Cela signifie qu’un rapport social se constitue car il y a un conflit
relativement au travail. Le travail ne se limite pas ici à l’emploi : la
notion de travail inclut par exemple le travail domestique effectué
principalement par les femmes.
Danièle Kergoat accorde une
place toute particulière dans l’analyse des rapports de travail à la
division du travail : « Il n’en demeure pas moins qu’elle a deux
principes organisateurs : le principe de séparation (travail d’homme versus travail
de femme) et le principe de hiérarchie (un travail d’homme “vaut” plus qu’un
travail de femme) [6] ».
Cela signifie que s’il n’y a pas un seul rapport social qui est explicatif de toutes les inégalités sociales qu’elles soient de classes économiques ou de sexe, ces inégalités trouvent leur fondement dans un conflit autour du travail : les inégalités sociales de classe économique, les inégalités sociales hommes/femmes, les inégalités sociales et les discriminations liées au genre, les discriminations liées au handicap ou encore liée à l’origine ethno-raciale…
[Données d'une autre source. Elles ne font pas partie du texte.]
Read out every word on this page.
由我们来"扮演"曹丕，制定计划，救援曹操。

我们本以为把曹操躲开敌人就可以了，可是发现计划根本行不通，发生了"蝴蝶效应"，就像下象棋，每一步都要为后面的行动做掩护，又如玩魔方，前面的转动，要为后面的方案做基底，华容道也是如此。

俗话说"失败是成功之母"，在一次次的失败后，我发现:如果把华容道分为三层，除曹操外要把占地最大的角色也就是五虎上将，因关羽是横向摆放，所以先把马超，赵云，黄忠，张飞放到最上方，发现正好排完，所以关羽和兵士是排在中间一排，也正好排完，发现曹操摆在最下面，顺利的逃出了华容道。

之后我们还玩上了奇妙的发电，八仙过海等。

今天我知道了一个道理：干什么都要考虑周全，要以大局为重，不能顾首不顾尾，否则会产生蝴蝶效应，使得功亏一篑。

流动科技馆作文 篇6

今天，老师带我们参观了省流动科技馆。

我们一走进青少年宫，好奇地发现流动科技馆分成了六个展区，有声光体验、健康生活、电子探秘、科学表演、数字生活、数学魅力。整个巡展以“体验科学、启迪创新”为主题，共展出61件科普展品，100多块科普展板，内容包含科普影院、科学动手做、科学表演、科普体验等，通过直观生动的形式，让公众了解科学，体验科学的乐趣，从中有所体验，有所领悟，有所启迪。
Si le rapport social a pour base le travail (avec un conflit portant sur l’exploitation du travail), il ne se limite pas au travail : « Pour parler de rapports sociaux, il faut qu’il y ait exploitation, mais aussi domination, et oppression pour le maintien de cette exploitation et de cette domination [7] ». La domination constitue la dimension politique du rapport social : il s’agit d’une différence dans le pouvoir de prise de décision.
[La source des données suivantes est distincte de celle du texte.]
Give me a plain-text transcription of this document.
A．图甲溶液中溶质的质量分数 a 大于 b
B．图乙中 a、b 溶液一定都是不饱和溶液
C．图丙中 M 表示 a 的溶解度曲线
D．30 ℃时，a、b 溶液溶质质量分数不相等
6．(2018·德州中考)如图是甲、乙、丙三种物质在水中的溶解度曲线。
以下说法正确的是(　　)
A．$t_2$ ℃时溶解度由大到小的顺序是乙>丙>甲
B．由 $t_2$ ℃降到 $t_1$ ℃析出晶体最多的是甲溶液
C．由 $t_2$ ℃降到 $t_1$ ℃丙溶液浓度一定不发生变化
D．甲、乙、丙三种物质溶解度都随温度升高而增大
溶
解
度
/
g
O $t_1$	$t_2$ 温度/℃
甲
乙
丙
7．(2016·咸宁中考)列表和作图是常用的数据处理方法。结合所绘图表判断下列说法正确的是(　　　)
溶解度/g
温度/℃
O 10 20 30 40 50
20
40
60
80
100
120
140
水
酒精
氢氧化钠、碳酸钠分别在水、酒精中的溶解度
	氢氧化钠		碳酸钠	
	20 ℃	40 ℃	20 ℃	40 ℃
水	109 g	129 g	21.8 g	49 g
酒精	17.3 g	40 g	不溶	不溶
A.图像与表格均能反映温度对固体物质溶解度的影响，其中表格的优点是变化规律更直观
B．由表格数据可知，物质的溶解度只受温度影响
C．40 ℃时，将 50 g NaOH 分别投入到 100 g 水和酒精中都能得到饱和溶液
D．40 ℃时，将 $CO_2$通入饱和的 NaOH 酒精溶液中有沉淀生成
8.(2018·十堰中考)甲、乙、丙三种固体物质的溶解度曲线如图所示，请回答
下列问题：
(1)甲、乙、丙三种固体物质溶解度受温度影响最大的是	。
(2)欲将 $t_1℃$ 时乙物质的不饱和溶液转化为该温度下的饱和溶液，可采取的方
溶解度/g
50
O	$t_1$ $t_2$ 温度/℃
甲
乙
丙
L’oppression constitue la dimension culturelle du rapport social. Il y a donc plusieurs niveaux dans un rapport social. Cela explique que les discriminations et les inégalités que subissent par exemple les femmes ne se limitent pas aux questions de travail, mais implique par exemple également des violences physiques et sexuelles.
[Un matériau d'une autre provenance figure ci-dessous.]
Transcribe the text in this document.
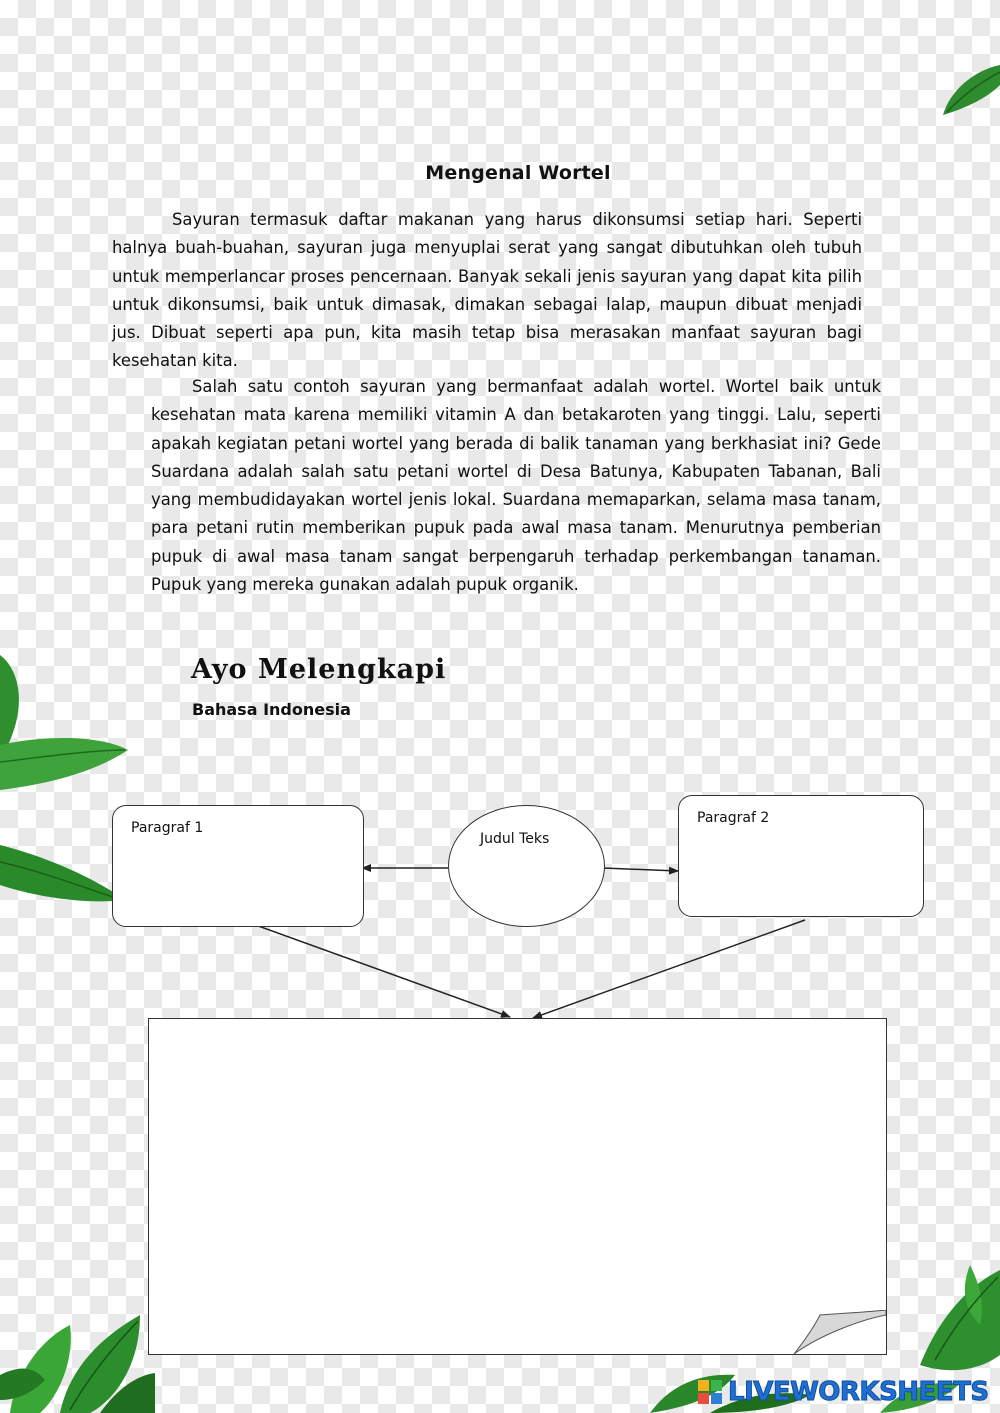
Mengenal Wortel

Sayuran termasuk daftar makanan yang harus dikonsumsi setiap hari. Seperti halnya buah-buahan, sayuran juga menyuplai serat yang sangat dibutuhkan oleh tubuh untuk memperlancar proses pencernaan. Banyak sekali jenis sayuran yang dapat kita pilih untuk dikonsumsi, baik untuk dimasak, dimakan sebagai lalap, maupun dibuat menjadi jus. Dibuat seperti apa pun, kita masih tetap bisa merasakan manfaat sayuran bagi kesehatan kita.

Salah satu contoh sayuran yang bermanfaat adalah wortel. Wortel baik untuk kesehatan mata karena memiliki vitamin A dan betakaroten yang tinggi. Lalu, seperti apakah kegiatan petani wortel yang berada di balik tanaman yang berkhasiat ini? Gede Suardana adalah salah satu petani wortel di Desa Batunya, Kabupaten Tabanan, Bali yang membudidayakan wortel jenis lokal. Suardana memaparkan, selama masa tanam, para petani rutin memberikan pupuk pada awal masa tanam. Menurutnya pemberian pupuk di awal masa tanam sangat berpengaruh terhadap perkembangan tanaman. Pupuk yang mereka gunakan adalah pupuk organik.

Ayo Melengkapi
Bahasa Indonesia
Paragraf 1
Judul Teks
Paragraf 2
LIVEWORKSHEETS
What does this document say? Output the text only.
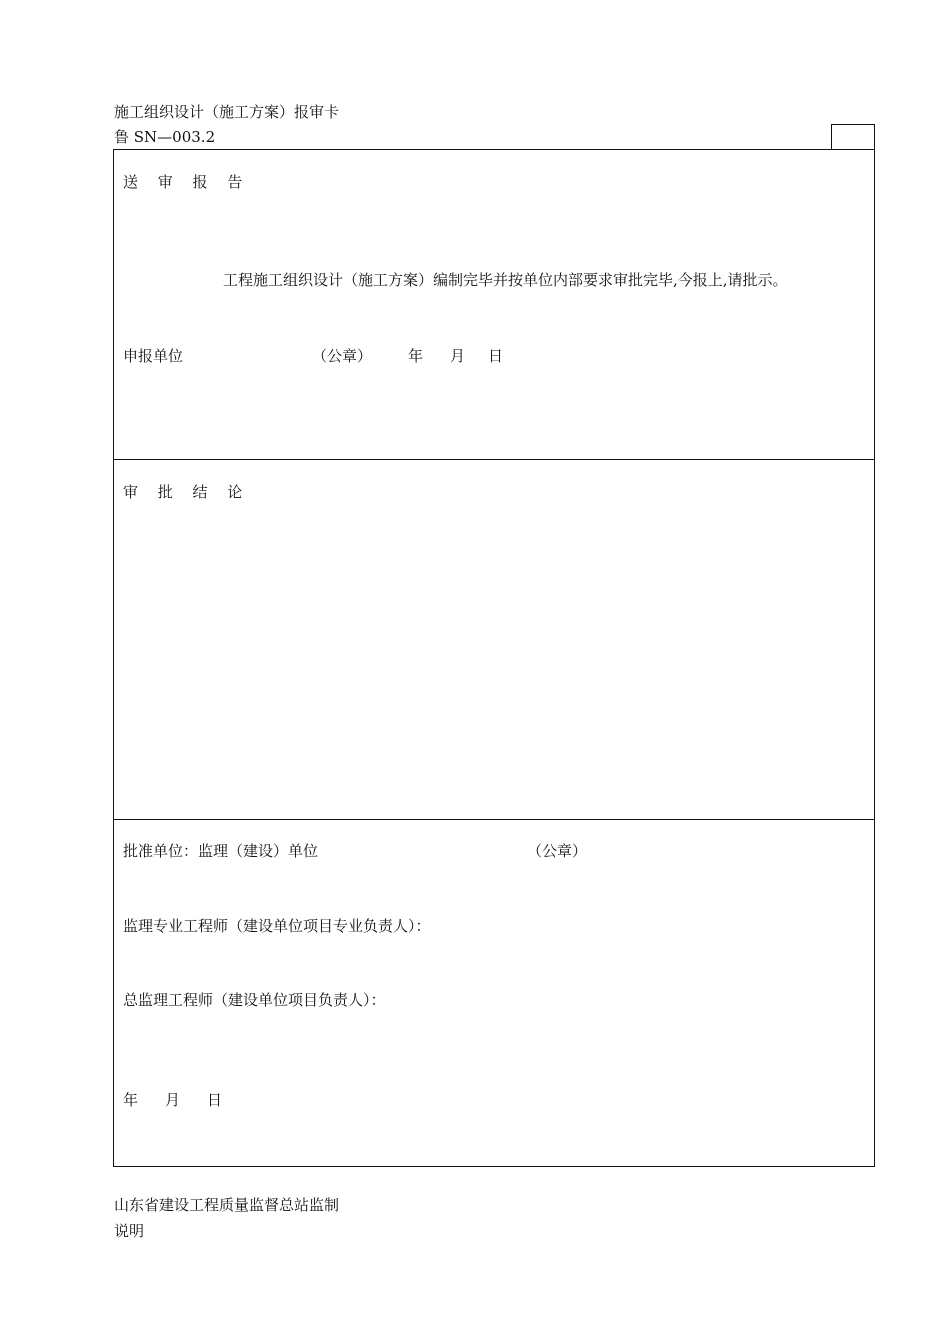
施工组织设计（施工方案）报审卡
鲁 SN—003.2
送 审 报 告
工程施工组织设计（施工方案）编制完毕并按单位内部要求审批完毕,今报上,请批示。
申报单位	（公章） 年 月 日
审 批 结 论
批准单位：监理（建设）单位	（公章）
监理专业工程师（建设单位项目专业负责人）：
总监理工程师（建设单位项目负责人）：
年 月 日
山东省建设工程质量监督总站监制
说明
Les rapports sociaux sont consubstantiels
et coextensifs [8].
La consubstantialité « c’est l’entrecroisement dynamique complexe des
rapports sociaux, chacun imprimant sa marque sur les autres ; ils se
modulent les uns les autres et se construisent de façon réciproque [9] ».
La coextensivité « quant à elle renvoie au dynamisme des rapports sociaux
puisque les rapports sociaux se coproduisent mutuellement [10] ».
Ainsi, pour comprendre pourquoi les femmes continuent principalement d’assurer
les tâches ménagères et les soins des enfants, il est nécessaire de mettre cela
en lien avec les inégalités salariales dont elles sont l’objet.
- L’envers de la
discrimination : le privilège social
La notion de privilège social a été théorisée par la chercheuse américaine Peggy McIntosh. Elle désigne un avantage social que possède une personne uniquement du fait de sa position sociale. Une personne qui est socialement privilégiée n’est pas nécessairement consciente de ses privilèges car elle ne cherche pas nécessairement à en bénéficier. Cela découle uniquement de sa position sociale structurelle dans le système social.
Par exemple, un homme qui se
présente à un entretien d’embauche, même s’il est parfaitement favorable à l’égalité
homme/femme, peut bénéficier, du simple fait qu’il est un homme, d’un biais favorable
de la part du recruteur.
En outre, Peggy McIntosh s’est
attachée à montrer que les privilèges concernent également des micro-avantages
et de micro-inégalités qui sont présents dans l’ensemble de la vie quotidienne
des individus en fonction de leur profil sociologique et qui contribuent à
différencier leur expérience subjective de la vie sociale.
(McIntosh
Peggy, « White Privilege and Male Privilege », The Teacher in Amercan
Society : A Critical Anthology, in Provenzo Eugène (ed), Los Angeles, Sage,
2011)
Il est possible de distinguer plusieurs mécanismes qui peuvent conduire à des expériences sociales subjectives négatives pour un individu ou un groupe social.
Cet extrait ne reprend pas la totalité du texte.